We’ve had a handful of cardiologist appointments since his hospitalization. At the first appointment we learned of some bad news – his heart valves are enlarged after all. They are actually the size of an adult’s heart valves. Thankfully, the ECHOs showed that there have been no aneurysms. We had to give him 1/4 baby Aspirin once a day up until his last appointment in November. At that time they felt that his heart valves actually looked to be shrinking a bit, which is great news! They released us from monthly appointments – we go back in February for a follow up ECHO and check up. We expect that everything will look about the same. We have been told that he will most likely “grow into” his heart valves, vs them shrinking back down to a completely normal size.
We are so blessed to be on the other side of this with very little lasting effects.
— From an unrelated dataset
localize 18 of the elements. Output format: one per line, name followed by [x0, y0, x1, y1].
So thankful to have a children’s hospital right around the corner experienced in treating KD. This disease is rare and so many kids go misdiagnosed and untreated. It is typically treatable within the first 10 days and that is why it is so important to bring awareness to this disease. The clock is running and too many have run out of time trying to diagnose and treat the wrong illnesses. We are forever thankful to still have our sweet baby with us.
A Few Facts About Kawasaki Disease:
– Kawasaki Disease is most common in children 1-2 years of age. It is much more rare to see it in infants or older children, but obviously, it happens!
– 19 out of every 100,000 children are diagnosed with Kawasaki Disease.
– There is no test for Kawasaki Disease and the cause is unknown.
– Symptoms of KD are: Fever lasting at least 5 days, red eyes, body rash, “strawberry tongue” (red, swollen tongue), cracked lips, swollen feet and hands, and enlarged arteries.
– Kawasaki Disease is treatable within the first 10 days with IVIG (immunoglobulin transmitted via IV).